I wished nostalgia was only temporary
to the one who got away:
Some time ago you wrote me a letter to which I never responded — as I was caught up in my selfishness —, but I want you to know that I have thought about it for some time; wishes don’t always reflect reality, but it does not mean that we should keep them in (it’s you who actually reminded me that).
Neither me nor you will ever be able to change the past, but we can both change ourselves, and I truly believe in you. You helped me find parts of myself that I thought I lost; you helped me fall in love with myself a little bit more. Life is a funny thing and it keeps teaching you.
I don’t want you to be a lesson, nor a distant memory. I really tried to hate you, but I’ve always seen you for who you are, and who you are is someone I will always carry in my heart.
I wrote you a few messages, which maybe they can help when you feel alone, maybe not, but with you it has always been easy to be vulnerable.

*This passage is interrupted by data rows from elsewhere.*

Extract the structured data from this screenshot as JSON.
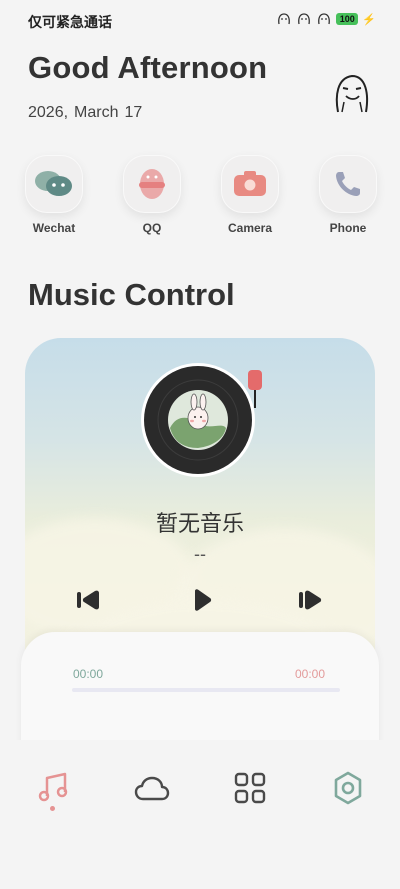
{
  "status_bar": {
    "carrier": "仅可紧急通话",
    "battery": "100"
  },
  "header": {
    "greeting": "Good Afternoon",
    "date": {
      "year": "2026,",
      "month": "March",
      "day": "17"
    },
    "mascot_icon": "doodle-face-icon"
  },
  "apps": [
    {
      "label": "Wechat",
      "icon": "wechat-icon"
    },
    {
      "label": "QQ",
      "icon": "qq-icon"
    },
    {
      "label": "Camera",
      "icon": "camera-icon"
    },
    {
      "label": "Phone",
      "icon": "phone-icon"
    }
  ],
  "music": {
    "section_title": "Music Control",
    "song_title": "暂无音乐",
    "artist": "--",
    "time_current": "00:00",
    "time_total": "00:00",
    "progress": 0
  },
  "nav": [
    {
      "name": "music",
      "icon": "music-note-icon",
      "active": true
    },
    {
      "name": "weather",
      "icon": "cloud-icon",
      "active": false
    },
    {
      "name": "apps",
      "icon": "grid-icon",
      "active": false
    },
    {
      "name": "settings",
      "icon": "settings-icon",
      "active": false
    }
  ],
  "colors": {
    "accent_pink": "#e59393",
    "accent_green": "#7fa89c",
    "text_dark": "#333333"
  }
}
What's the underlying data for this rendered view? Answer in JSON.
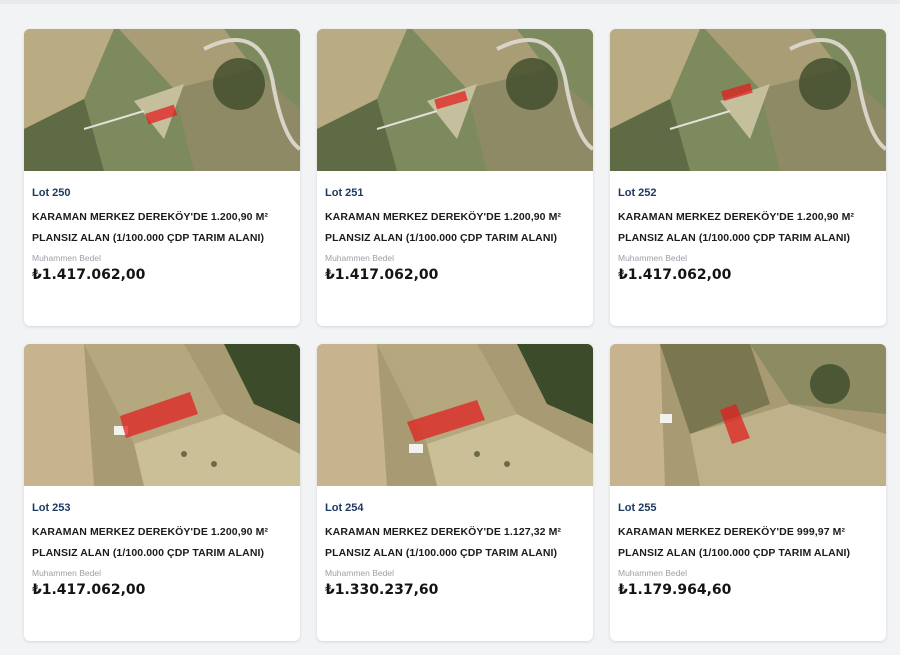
{
  "lots": [
    {
      "lot": "Lot 250",
      "title_line1": "KARAMAN MERKEZ DEREKÖY'DE 1.200,90 M²",
      "title_line2": "PLANSIZ ALAN (1/100.000 ÇDP TARIM ALANI)",
      "price_label": "Muhammen Bedel",
      "price": "₺1.417.062,00"
    },
    {
      "lot": "Lot 251",
      "title_line1": "KARAMAN MERKEZ DEREKÖY'DE 1.200,90 M²",
      "title_line2": "PLANSIZ ALAN (1/100.000 ÇDP TARIM ALANI)",
      "price_label": "Muhammen Bedel",
      "price": "₺1.417.062,00"
    },
    {
      "lot": "Lot 252",
      "title_line1": "KARAMAN MERKEZ DEREKÖY'DE 1.200,90 M²",
      "title_line2": "PLANSIZ ALAN (1/100.000 ÇDP TARIM ALANI)",
      "price_label": "Muhammen Bedel",
      "price": "₺1.417.062,00"
    },
    {
      "lot": "Lot 253",
      "title_line1": "KARAMAN MERKEZ DEREKÖY'DE 1.200,90 M²",
      "title_line2": "PLANSIZ ALAN (1/100.000 ÇDP TARIM ALANI)",
      "price_label": "Muhammen Bedel",
      "price": "₺1.417.062,00"
    },
    {
      "lot": "Lot 254",
      "title_line1": "KARAMAN MERKEZ DEREKÖY'DE 1.127,32 M²",
      "title_line2": "PLANSIZ ALAN (1/100.000 ÇDP TARIM ALANI)",
      "price_label": "Muhammen Bedel",
      "price": "₺1.330.237,60"
    },
    {
      "lot": "Lot 255",
      "title_line1": "KARAMAN MERKEZ DEREKÖY'DE 999,97 M²",
      "title_line2": "PLANSIZ ALAN (1/100.000 ÇDP TARIM ALANI)",
      "price_label": "Muhammen Bedel",
      "price": "₺1.179.964,60"
    }
  ],
  "colors": {
    "parcel_highlight": "#e02020",
    "lot_number": "#1f3a60"
  }
}
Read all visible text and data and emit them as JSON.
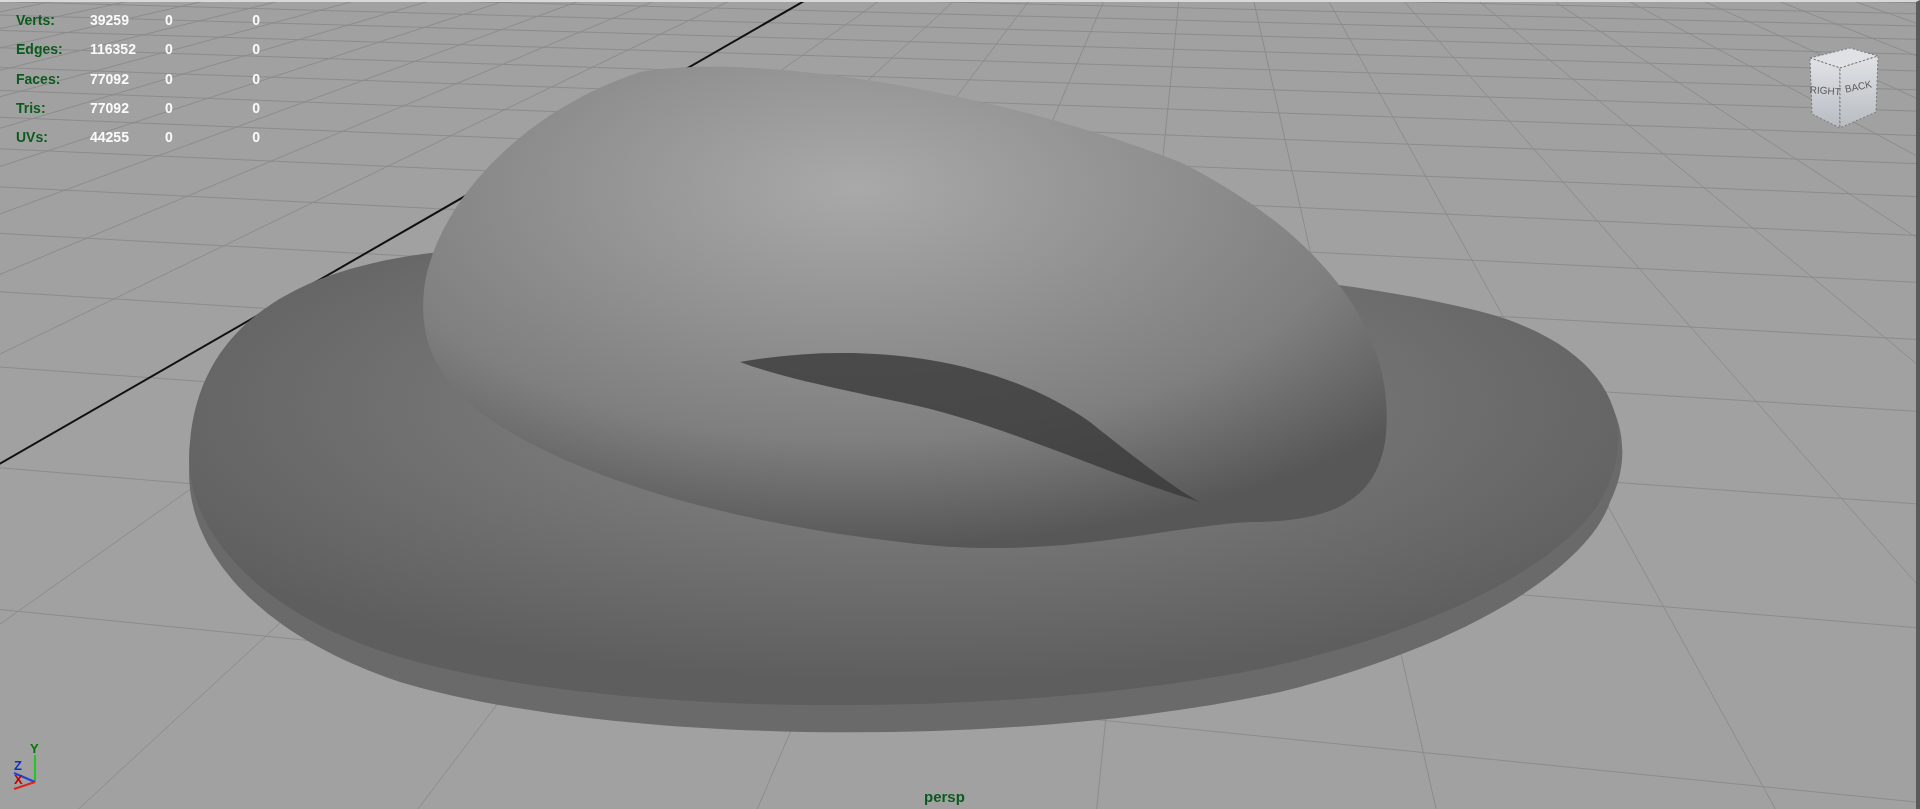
{
  "viewport": {
    "hud_stats": [
      {
        "label": "Verts:",
        "values": [
          "39259",
          "0",
          "0"
        ]
      },
      {
        "label": "Edges:",
        "values": [
          "116352",
          "0",
          "0"
        ]
      },
      {
        "label": "Faces:",
        "values": [
          "77092",
          "0",
          "0"
        ]
      },
      {
        "label": "Tris:",
        "values": [
          "77092",
          "0",
          "0"
        ]
      },
      {
        "label": "UVs:",
        "values": [
          "44255",
          "0",
          "0"
        ]
      }
    ],
    "view_cube": {
      "faces": [
        "RIGHT",
        "BACK"
      ]
    },
    "axis_indicator": {
      "labels": [
        "Y",
        "Z",
        "X"
      ]
    },
    "camera_label": "persp"
  }
}
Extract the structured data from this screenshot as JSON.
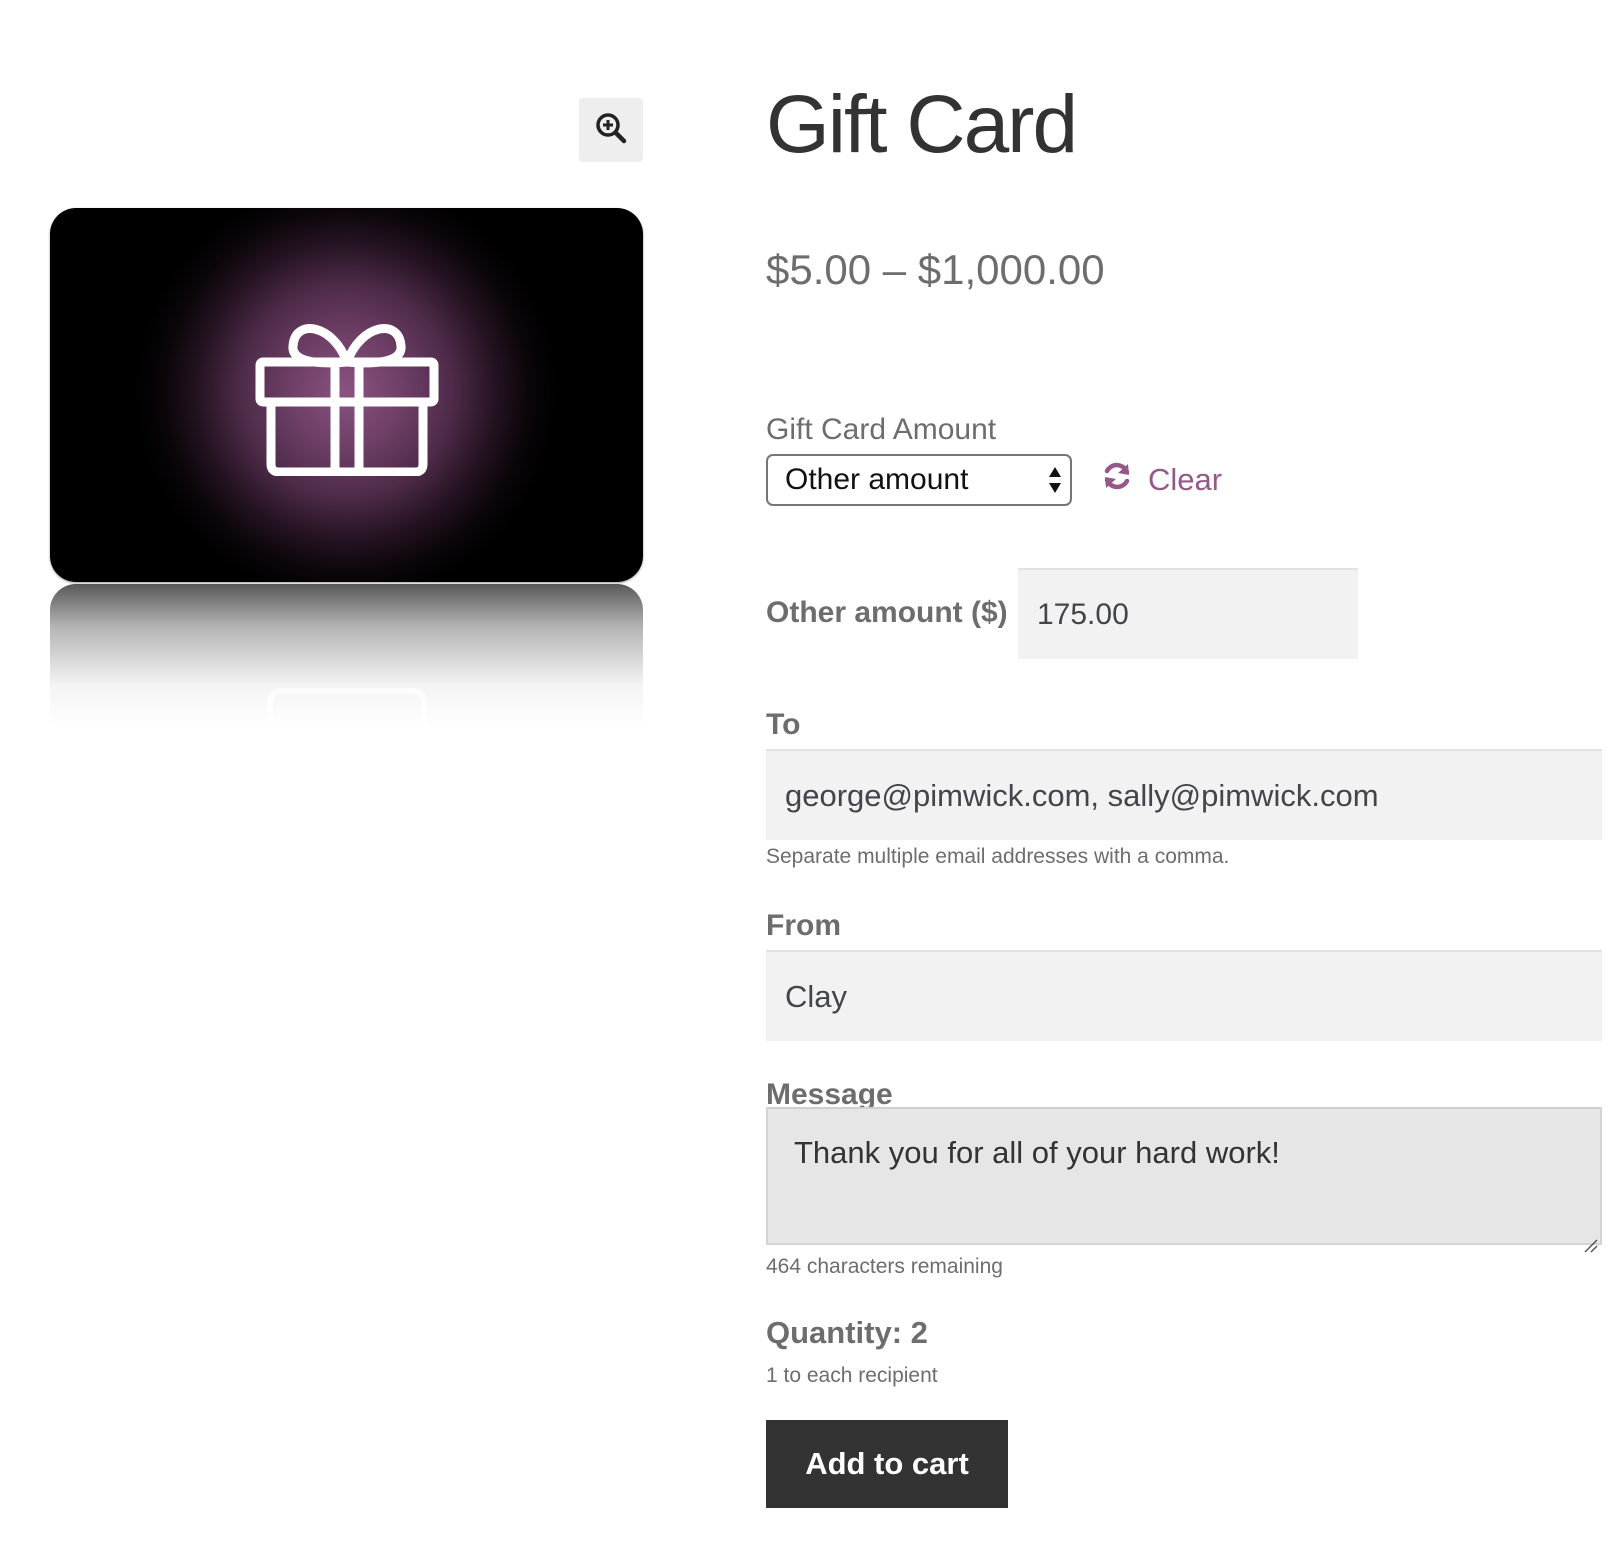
{
  "product": {
    "title": "Gift Card",
    "price": "$5.00 – $1,000.00"
  },
  "gallery": {
    "zoom_icon": "zoom-in-icon",
    "image_icon": "gift-icon",
    "card_color": "#8a5281"
  },
  "form": {
    "amount_label": "Gift Card Amount",
    "amount_selected": "Other amount",
    "clear_label": "Clear",
    "clear_icon": "refresh-icon",
    "other_amount_label": "Other amount ($)",
    "other_amount_value": "175.00",
    "to_label": "To",
    "to_value": "george@pimwick.com, sally@pimwick.com",
    "to_help": "Separate multiple email addresses with a comma.",
    "from_label": "From",
    "from_value": "Clay",
    "message_label": "Message",
    "message_value": "Thank you for all of your hard work!",
    "message_help": "464 characters remaining",
    "quantity_label": "Quantity: 2",
    "quantity_help": "1 to each recipient",
    "add_to_cart_label": "Add to cart"
  },
  "colors": {
    "accent": "#96588a",
    "button_bg": "#333333",
    "input_bg": "#f2f2f2"
  }
}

Please be kind and vulnerable towards yourself from now on.
Retrospective
People keep talking about what if and what could have been, and sometimes I let myself wonder: if I had that one-time access to a time machine, there’s one thing I would have done differently.
One thing I wish I could change, modify, adjust; whatever name makes it hurt less, just to relive it once more, the only regret I carry, and maybe be able to undo it.
But I don’t know if you’d want to do the same — if you’d care the way you once promised you would; I trusted you with my whole heart, and even now I don’t know if you could, if you could put your ego aside, look into my eyes, and mean it — without hidden intentions, without soft white lies.
I don’t know if you could change that one thing you did that hurt me the most.
Maybe not the whole reason, but enough of it, enough to tip the scale of our heartbreak: would you go back and change the thing I defended you for?
Sometimes I wonder if I jinxed us, if I was the one who bet too hard on our relationship being great, despite the flaws we both saw; I chose to look past them, to sail toward a foreign shore, believing we’d find land together.
I bid on us with my heart, and I lost it all. I never wanted you to take the fall, but my heart had already sunk — weighted down by more than I could carry.
I don’t blame you, I don’t blame me; and I don’t think either of us should live in shame — the shame we made from selfish moments, from the fractured parts of who we are.
A shame we placed on ourselves, convincing our souls to act on desire, knowing we wouldn’t be the same after our hearts collapsed.
And that collapse, it didn’t destroy us, it only damaged us; because together, we were stronger.
We did care.
Honestly, I don’t know where it went wrong: even though we know the facts, even though we know what happened, I still wonder — did we ever really listen without shutting down?
How open were we, really, if we’re being honest?